Re-viewing this DVD essay now, I can’t help but wish I had benefitted from the terrific recent scholarship on Chinese film stars.2 I realized then that I lacked a model for thinking about stardom within a specific cultural and industrial context, and were I to revisit this project today, I would take a better articulated theoretical position on Faye Wong and Andy Lau, given the developments in the field. Then, as now, I consider stardom to be one of the most important and most understudied aspects of Chinese cinema and pan-Asian media culture more generally, and it strikes me as an important maturation of the field that scholars are beginning to frame their studies within the circuits of desire embodied by stars.
I wish I could say the same about the study of music in Chinese cinema, a gaping absence also noted by Yingjin Zhang in his essay on the state of the field.3 Music permeates nearly every axis of inquiry in Chinese cinema: reception, marketing, stardom, industrial organization, sound/dubbing, dialect, genre, narrative, gender, sexuality, cross-cultural circulation, historiography, the nation. And yet, aside from the work of Emilie Yeh Yueh-yu4 and Sue Tuohy5, there is little sustained attention to music, popular or otherwise. Is it really possible to conceive of a study of Jia Zhang-ke without attention to popular music? Or of the nightclub film genre?

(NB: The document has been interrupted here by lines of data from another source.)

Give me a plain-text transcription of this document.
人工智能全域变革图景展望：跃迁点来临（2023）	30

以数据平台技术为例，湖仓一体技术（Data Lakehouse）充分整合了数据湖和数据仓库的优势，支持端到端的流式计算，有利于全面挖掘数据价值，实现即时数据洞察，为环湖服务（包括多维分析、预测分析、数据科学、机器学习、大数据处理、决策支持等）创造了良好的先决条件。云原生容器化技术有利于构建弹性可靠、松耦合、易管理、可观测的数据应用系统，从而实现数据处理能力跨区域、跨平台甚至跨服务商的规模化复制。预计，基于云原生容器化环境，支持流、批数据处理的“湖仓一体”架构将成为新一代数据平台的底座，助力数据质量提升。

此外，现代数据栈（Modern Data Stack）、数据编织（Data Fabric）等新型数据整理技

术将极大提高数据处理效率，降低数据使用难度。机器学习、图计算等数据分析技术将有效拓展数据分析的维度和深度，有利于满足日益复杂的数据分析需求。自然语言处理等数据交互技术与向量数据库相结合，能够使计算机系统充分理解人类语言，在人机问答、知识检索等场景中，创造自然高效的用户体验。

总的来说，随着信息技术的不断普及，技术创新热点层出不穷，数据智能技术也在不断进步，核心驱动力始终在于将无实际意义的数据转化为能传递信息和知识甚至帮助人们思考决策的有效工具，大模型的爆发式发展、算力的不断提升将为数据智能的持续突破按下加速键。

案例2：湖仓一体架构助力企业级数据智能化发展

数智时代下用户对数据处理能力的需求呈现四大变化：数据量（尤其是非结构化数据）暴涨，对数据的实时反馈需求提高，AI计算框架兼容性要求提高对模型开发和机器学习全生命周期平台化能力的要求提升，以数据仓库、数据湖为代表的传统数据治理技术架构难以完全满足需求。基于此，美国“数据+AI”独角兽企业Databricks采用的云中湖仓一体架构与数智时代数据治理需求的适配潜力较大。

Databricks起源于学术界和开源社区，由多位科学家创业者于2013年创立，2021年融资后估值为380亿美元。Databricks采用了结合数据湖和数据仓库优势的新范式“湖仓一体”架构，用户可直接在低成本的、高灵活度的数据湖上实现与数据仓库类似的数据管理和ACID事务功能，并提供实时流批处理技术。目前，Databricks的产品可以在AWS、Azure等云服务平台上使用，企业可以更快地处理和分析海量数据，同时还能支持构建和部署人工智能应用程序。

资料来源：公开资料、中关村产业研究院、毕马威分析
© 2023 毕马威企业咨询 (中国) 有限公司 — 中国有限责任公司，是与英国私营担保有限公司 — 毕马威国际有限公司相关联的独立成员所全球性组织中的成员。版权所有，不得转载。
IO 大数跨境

Or of practically any Hong Kong star since the 1980s?
I tackle this last question in my article, “The KTV Aesthetic: Popular Music Culture and Contemporary Hong Kong Cinema,” which I see as a companion piece to the DVD essay, which focuses exclusively on Wong Kar-wai.6 Readers seeking a more contextual (and less visually and aurally enticing) approach should refer to the print article.